ALBERICO da Rosate (o Rosciate)
Giurista; morì nel 1354. Discepolo del cremonese Riccardo Malombra, fu più un pratico che un teorico e un docente di diritto. Romanista convinto, così da sostenere che la parola ius si dovesse riferire soltanto al diritto romano, scrisse ampî commentarî al Digesto e al Codice, che sembrano, nella forma se non nella sostanza, addizioni alla glossa, e un Dictionarium iuris, dove, nonostante gli avvertimenti del maestro, fece larga parte alla scienza francese (per quanto di essa forse non avesse diretta conoscenza) e a quel metodo d'indagine e d'insegnamento.
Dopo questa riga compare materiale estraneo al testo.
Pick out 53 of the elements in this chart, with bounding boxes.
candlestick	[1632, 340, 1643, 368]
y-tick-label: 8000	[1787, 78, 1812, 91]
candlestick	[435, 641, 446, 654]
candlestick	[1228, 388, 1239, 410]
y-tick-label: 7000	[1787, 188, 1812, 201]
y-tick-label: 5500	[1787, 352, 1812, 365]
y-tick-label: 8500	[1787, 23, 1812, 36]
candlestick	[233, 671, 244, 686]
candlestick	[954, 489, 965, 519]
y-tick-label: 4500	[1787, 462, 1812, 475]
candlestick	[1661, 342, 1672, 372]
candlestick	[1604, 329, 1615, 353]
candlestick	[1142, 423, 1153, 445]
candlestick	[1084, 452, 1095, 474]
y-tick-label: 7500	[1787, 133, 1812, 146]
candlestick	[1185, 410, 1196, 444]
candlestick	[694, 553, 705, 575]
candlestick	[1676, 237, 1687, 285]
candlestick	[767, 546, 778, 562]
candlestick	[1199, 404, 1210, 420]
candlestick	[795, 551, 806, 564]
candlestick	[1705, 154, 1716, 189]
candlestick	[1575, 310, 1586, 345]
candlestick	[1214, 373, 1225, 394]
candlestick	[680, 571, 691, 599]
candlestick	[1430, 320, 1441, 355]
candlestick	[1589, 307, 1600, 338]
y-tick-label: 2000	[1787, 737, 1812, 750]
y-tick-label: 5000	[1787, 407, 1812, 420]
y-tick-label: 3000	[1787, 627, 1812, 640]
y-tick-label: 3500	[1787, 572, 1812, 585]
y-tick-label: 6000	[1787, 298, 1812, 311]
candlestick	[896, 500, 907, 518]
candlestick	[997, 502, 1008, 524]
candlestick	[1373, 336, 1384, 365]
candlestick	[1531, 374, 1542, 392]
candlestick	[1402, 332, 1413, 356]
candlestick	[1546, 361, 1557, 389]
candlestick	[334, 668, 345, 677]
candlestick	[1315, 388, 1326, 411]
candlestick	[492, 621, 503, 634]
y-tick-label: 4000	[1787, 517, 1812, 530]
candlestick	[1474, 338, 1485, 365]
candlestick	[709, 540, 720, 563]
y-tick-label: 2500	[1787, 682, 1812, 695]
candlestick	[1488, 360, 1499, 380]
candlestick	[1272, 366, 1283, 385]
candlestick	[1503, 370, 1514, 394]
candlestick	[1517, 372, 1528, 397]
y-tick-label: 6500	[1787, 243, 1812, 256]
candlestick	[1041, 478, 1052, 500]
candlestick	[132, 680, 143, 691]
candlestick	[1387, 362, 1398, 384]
Si occupò largamente di questioni statutarie, sia cooperando direttamente alla riforma di raccolte statutarie, come a quella di Bergamo; sia scrivendo l'opera sua principale, Opus statutorum, il primo lavoro dove, con larghe vedute e con pratica efficacia, si siano discussi il problema della formazione della legge nei tre principali momenti (propositio, consultatio e reformatio) e il fondamento, la forma e l'efficacia delle leggi statutarie. I suoi commenti ebbero molte edizioni (Reggio 1484; Parma 1499; Milano 1492; Pavia 1504; Lione 1517, 1534 e 1545).
Bibl.: K. F. v. Savigny, Storia del diritto romano nel Medio Evo, trad. E. Bollati, II, Torino 1857, pag. 625; A. Salvioni, Intorno ad Alberico da Rosciate, Bergamo 1842; A. Fiammazzo, Il commento dantesco di Alberico da Rosciate, Bergamo 1895. Una sua defensionale, in C. Capasso, La signoria viscontea e la lotta politico-religiosa con il papato nella prima metà del secolo XVI, in Boll. soc. pavese di st. patria, VII (1908), p. 317 segg.; E. Besta, in Del Giudice, Storia del diritto italiano, I, Milano 1925, pp. 22, 475, 482, 507, 514, 850.